En las últimas clases recogidas en el libro, Castoriadis aborda la relación entre filosofía y democracia. Emparentadas en su origen, entre ellas existe un “lazo profundo, porque estas dos actividades participan de la misma creación fundamental, a saber, el cuestionamiento de lo dado, trátese de la institución política en sentido restringido o de la institución global, la representación del mundo”. Ambas se atreven, además, a romper los marcos recibidos y a no aceptar otros supuestos previos, excepto aquellos que se basan en su propia actividad. Pero estas coincidencias no implican que la relación entre ambas creaciones griegas haya sido siempre cordial. Para advertir que entre ellas ha habido una profunda tensión basta con observar a Sócrates. Por un lado, Sócrates es un producto genuino de Atenas: se ha formado en sus leyes, en la discusión en espacios públicos, en la posibilidad de ejercer la parresía , la franqueza. Pero, al mismo tiempo, fue condenado a muerte por sus leyes e instituciones. Y no sin motivo, según Castoriadis. Sócrates combatió las doxai , las opiniones, y eso representaba un peligro político porque “la democracia es el régimen que se basa en la pluralidad de las opiniones, de las doxai , y funciona en y por esa pluralidad”.
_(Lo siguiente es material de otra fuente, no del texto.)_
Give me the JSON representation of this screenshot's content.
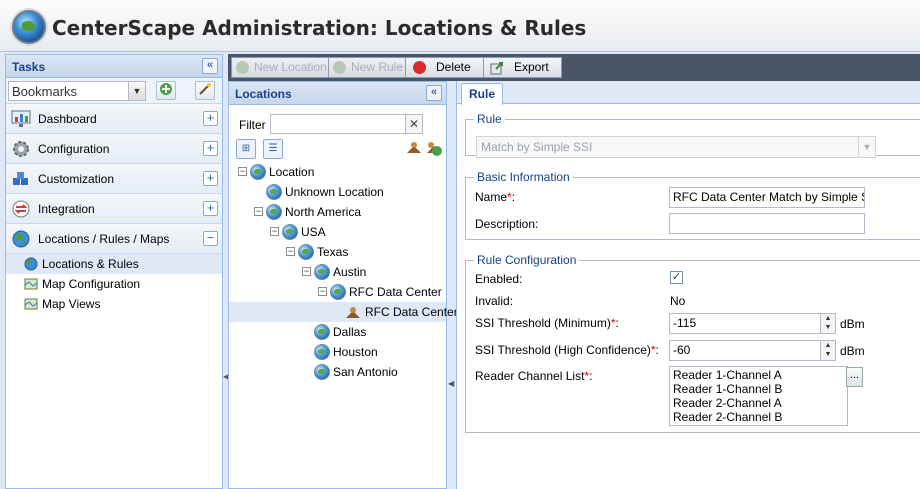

Evidentemente, tanto en el análisis del surgimiento de la democracia como en su relación con la filosofía, Castoriadis está lejos de conformarse en realizar un estudio histórico. Cada una de las conclusiones que saca a partir del análisis de los textos puede trasladarse a la actualidad. Y el propio autor se encarga de aportar permanentemente ejemplos tomados de su presente. Así, en la clase del 18 de mayo de 1983, Castoriadis denuncia la hipocresía de la política contemporánea en la que se enarbolan ampulosamente derechos formales que son obscenamente negados en los hechos. Y para ilustrar esa situación toma un ejemplo que sigue siendo de candente actualidad casi treinta años más tarde: “Por un lado -sostiene Castoriadis- hay un derecho internacional que presuntamente asegura la justicia de las relaciones entre Estados y, por otro, intervenciones en Nicaragua, las islas Malvinas, Afganistán, etc., donde ese derecho no cumple, en rigor, ningún papel”.
Una curiosidad en relación con este trabajo es que en el mismo momento en que Castoriadis está dictando estos seminarios sobre los griegos en la École des Hautes Études en Sciences Sociales, Michel Foucault estaba haciendo lo propio en el Collège de France. La coincidencia no es sólo cronológica. Ambos analizan textos como la “Oración fúnebre” de Pericles presentada por Tucídides, o Antígona , de Sófocles; ambos dedican varias clases al juicio y la muerte a Sócrates; ambos trabajan -aunque desde matrices conceptuales diferentes- sobre conceptos como la parresía , o el “gobierno de sí y de los otros”.